In Deutschland ist der demokratische Diskurs in Gefahr

Wir glauben nicht an die Meinungsfreiheit, wenn wir sie nicht auch Leuten zugestehen, die wir verachten“, sagte der US-Intellektuelle und Aktivist Noam Chomsky einst. Nun, ob man AfD-Chefin Alice Weidel verachten will, ja, auch das darf man in einer liberalen Demokratie, bleibt jedem und jeder selbst überlassen.
Nur was der strammen Rechtsaußen-Demagogin da am Sonntag im ARD-Sommerinterview in Berlin widerfahren ist, ist nicht nur ein Tiefpunkt demokratischer Streitkultur, sondern bedient obendrein das Geschäft dieser in ihrer Gefährlichkeit nicht zu unterschätzenden Rechtspopulisten.
Aus freien Wahlen hervorgegangene Volksvertreter niederzubrüllen, lässt tief blicken in die Herzen und Hirne dieser Aktivisten, die man genauso gut in der Weimarer Republik verorten könnte.
Dass die ARD dem nicht angemeldeten Treiben tatenlos zusah, statt etwa das Interview nach Innen zu verlegen, wird wohl noch interne wie medienpolitische Konsequenzen haben. Aber das ist eine andere Geschichte.
Streitfall Migration
Damit hier keine Zweifel aufkommen: Protest, natürlich auch auf der Straße, ist ein unumstößliches Recht in einer freien Gesellschaft. Doch wer dem politisch Andersgesinnten das Wort abschneidet, endet nicht selten als Halsabschneider.
Und noch eine Klarstellung: Die teils kruden Ideen der AfD mit ihrer Frontfrau sind manchmal schwer auszuhalten, die Ansichten in Migrationsfragen tatsächlich bisweilen menschenverachtend. Ja, hier ist die politische Mitte aufgerufen dagegenzuhalten. Im Übrigen nicht nur in Deutschland.
Doch dagegenhalten heißt nicht, der Partei den Mund zuzuhalten (es sei denn, es verließen strafrechtliche Verbalinjurien denselben). Dasselbe gilt hinsichtlich des ventilierten, unsäglichen Verbotsverfahrens, dem laut den allermeisten Juristen ohnehin die Basis fehlt.

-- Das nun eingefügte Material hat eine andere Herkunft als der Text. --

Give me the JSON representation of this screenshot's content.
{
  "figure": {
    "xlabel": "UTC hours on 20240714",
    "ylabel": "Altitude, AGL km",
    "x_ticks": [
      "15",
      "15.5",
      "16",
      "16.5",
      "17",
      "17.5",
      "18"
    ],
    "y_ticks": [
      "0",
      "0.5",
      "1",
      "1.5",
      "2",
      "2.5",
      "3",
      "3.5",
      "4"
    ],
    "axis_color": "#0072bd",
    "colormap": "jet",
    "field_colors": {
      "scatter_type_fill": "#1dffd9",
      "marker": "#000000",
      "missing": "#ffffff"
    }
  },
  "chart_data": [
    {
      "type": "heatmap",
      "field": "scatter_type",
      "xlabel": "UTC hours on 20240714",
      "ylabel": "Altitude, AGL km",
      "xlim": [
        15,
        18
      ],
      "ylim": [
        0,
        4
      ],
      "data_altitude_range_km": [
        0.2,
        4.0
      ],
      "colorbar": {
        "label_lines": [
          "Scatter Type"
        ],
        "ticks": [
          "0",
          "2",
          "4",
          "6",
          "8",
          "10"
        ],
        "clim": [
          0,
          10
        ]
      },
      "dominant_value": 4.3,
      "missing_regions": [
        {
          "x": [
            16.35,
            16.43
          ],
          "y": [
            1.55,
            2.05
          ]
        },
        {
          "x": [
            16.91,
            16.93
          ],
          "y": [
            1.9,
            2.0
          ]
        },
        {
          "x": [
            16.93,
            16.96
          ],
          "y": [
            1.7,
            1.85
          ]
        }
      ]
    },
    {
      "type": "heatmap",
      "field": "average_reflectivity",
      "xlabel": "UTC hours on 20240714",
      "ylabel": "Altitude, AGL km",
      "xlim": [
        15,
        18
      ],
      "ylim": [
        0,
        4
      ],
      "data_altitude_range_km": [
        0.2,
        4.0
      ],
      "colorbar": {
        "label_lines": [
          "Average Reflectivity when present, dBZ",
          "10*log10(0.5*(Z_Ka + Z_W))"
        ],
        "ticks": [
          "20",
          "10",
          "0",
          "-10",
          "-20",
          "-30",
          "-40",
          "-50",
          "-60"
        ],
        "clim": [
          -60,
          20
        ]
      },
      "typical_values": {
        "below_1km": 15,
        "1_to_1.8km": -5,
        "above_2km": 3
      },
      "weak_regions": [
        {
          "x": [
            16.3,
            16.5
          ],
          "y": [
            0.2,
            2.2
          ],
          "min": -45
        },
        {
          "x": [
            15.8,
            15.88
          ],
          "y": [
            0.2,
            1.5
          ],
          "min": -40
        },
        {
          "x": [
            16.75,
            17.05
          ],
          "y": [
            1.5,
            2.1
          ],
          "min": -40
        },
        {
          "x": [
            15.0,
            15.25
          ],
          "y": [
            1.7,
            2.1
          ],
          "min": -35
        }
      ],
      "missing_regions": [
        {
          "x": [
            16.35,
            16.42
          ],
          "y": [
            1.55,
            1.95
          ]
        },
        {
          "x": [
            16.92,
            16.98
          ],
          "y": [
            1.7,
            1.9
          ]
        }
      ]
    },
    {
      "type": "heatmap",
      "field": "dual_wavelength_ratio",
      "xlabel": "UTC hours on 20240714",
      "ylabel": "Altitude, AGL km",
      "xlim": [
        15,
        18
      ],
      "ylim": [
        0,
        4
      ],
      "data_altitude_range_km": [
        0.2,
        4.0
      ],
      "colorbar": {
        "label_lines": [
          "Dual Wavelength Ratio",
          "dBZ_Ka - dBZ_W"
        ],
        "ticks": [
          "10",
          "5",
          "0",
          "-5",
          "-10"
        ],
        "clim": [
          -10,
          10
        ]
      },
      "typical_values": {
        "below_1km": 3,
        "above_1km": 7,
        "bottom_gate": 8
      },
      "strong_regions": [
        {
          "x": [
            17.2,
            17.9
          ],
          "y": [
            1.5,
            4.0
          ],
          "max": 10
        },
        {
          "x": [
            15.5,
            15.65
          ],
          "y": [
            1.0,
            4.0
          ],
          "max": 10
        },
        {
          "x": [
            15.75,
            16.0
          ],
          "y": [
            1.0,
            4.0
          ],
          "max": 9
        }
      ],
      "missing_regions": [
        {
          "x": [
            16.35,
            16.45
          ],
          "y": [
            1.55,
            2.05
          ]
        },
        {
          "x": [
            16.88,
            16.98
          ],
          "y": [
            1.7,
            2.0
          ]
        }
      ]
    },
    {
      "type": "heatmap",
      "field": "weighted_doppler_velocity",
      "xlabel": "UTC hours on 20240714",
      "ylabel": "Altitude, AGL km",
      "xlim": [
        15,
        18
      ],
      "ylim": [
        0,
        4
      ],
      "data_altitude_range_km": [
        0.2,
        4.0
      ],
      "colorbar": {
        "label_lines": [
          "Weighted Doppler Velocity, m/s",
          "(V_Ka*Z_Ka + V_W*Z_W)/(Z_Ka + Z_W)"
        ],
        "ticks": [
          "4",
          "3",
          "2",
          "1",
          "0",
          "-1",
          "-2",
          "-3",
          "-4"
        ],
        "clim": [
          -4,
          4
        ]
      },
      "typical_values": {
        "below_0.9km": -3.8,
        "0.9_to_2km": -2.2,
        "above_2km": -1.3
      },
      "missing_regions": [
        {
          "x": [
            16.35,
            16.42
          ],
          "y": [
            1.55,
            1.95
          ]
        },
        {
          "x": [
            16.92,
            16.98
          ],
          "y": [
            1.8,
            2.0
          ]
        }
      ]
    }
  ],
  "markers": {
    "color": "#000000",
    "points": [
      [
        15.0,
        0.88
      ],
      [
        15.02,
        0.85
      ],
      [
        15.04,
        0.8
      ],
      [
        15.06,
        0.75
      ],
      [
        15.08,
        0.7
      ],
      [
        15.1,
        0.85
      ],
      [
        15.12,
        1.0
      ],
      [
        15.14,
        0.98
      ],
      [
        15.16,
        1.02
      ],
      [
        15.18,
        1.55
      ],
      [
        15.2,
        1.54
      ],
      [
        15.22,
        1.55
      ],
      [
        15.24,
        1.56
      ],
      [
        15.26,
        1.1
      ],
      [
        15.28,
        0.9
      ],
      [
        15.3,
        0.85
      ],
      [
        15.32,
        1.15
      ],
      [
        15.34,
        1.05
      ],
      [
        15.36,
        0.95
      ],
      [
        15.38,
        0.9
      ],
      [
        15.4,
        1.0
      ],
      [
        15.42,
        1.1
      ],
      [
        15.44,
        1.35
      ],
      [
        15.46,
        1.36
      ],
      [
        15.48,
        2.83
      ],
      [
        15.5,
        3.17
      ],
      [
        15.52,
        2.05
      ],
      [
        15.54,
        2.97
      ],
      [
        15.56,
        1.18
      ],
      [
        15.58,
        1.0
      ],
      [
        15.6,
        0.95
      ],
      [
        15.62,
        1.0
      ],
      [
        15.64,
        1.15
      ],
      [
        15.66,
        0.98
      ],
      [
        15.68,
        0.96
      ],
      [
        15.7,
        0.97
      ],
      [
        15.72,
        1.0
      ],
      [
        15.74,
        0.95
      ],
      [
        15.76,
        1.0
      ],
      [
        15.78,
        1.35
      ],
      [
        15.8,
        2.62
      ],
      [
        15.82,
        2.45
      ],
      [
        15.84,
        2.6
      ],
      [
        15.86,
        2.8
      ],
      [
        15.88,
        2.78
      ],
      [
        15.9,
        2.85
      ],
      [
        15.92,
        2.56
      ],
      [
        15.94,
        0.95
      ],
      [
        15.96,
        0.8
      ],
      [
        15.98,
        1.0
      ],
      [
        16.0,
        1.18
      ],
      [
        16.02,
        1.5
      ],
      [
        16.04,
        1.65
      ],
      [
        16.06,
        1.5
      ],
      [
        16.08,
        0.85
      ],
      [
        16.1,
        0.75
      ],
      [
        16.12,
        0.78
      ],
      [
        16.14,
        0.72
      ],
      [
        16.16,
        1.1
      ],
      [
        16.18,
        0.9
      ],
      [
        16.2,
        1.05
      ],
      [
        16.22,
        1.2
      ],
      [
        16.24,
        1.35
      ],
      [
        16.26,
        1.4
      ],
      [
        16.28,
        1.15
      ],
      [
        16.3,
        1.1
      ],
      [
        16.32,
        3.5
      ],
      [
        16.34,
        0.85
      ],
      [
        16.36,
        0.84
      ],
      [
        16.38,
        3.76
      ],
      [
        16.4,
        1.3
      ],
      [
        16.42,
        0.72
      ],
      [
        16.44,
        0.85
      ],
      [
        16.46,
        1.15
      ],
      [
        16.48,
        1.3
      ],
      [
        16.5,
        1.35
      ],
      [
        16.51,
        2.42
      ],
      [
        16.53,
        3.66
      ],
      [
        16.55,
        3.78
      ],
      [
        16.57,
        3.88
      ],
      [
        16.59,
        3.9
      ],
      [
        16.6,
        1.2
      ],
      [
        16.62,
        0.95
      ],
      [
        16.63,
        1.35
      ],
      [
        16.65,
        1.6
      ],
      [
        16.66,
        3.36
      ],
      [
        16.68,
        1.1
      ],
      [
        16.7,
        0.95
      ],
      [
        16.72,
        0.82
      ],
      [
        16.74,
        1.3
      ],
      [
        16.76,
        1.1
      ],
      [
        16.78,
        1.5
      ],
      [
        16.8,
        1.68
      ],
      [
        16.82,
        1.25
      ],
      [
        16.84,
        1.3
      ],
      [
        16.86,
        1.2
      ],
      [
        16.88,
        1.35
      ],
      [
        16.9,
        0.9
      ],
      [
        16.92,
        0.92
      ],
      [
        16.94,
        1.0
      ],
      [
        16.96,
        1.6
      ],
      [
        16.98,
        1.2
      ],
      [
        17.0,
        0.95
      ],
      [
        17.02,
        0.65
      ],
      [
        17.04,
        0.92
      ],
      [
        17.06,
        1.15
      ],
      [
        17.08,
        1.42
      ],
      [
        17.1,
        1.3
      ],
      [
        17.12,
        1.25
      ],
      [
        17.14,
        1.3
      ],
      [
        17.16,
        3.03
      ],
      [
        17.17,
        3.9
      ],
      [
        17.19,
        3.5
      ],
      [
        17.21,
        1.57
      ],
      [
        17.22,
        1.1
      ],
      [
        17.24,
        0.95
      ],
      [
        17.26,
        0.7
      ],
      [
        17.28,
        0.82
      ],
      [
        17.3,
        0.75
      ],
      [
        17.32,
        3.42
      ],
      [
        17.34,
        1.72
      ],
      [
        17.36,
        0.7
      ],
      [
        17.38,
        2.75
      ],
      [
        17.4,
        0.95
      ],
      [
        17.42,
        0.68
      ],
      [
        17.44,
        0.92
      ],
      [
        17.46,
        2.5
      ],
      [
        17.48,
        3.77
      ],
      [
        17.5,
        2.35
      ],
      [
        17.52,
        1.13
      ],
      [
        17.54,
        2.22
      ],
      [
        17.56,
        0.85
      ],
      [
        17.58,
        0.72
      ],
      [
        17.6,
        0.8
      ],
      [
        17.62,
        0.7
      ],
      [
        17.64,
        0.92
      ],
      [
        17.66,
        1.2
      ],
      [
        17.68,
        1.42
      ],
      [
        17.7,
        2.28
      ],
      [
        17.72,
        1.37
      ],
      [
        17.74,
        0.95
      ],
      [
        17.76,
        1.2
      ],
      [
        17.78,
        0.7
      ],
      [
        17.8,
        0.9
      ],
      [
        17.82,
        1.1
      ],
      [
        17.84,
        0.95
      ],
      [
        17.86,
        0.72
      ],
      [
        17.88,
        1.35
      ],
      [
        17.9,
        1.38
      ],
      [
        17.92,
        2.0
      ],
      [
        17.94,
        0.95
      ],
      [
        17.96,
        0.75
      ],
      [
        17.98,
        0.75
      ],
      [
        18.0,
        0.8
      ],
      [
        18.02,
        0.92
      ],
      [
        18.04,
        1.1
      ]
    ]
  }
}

Entgegenzuhalten bedeutet: eine scharfe Auseinandersetzung mit der AfD, die zugleich auch die mehr als zehn Millionen AfD-Wähler ernst nimmt – und deren Sorgen. Wem das zu mühsam ist, der ist fehl am Platz. Wer darauf hofft, dass das rechtspopulistische Gewitter von alleine wieder abziehen wird, ist mehr als naiv. Und wer sie mit Geschrei und Verbot bekämpfen will, wird scheitern.
AfD bald stärkste Partei?
Die Parolen und die Propaganda derartiger Parteien verfangen, weil die etablierte Politik seit Jahr und Tag mit unerträglichen NLP-Stehsätzen an den Bedürfnissen und Wünschen breiter Bevölkerungsteile vorbeiregieren und -argumentieren. Die Folge: In Umfragen setzt die AfD zum Sprung auf Platz eins an.
Und Aktionen wie die vom Sonntag bedienen bloß das Narrativ von Weidel & Co.: Seht her, die ach so linken Gutmenschen, die stets die Meinungsfreiheit vor sich hertragen und „Brandmauern“ aufbauen, lassen uns nicht einmal ausreden. Und das ist ein echter Brand-Beschleuniger.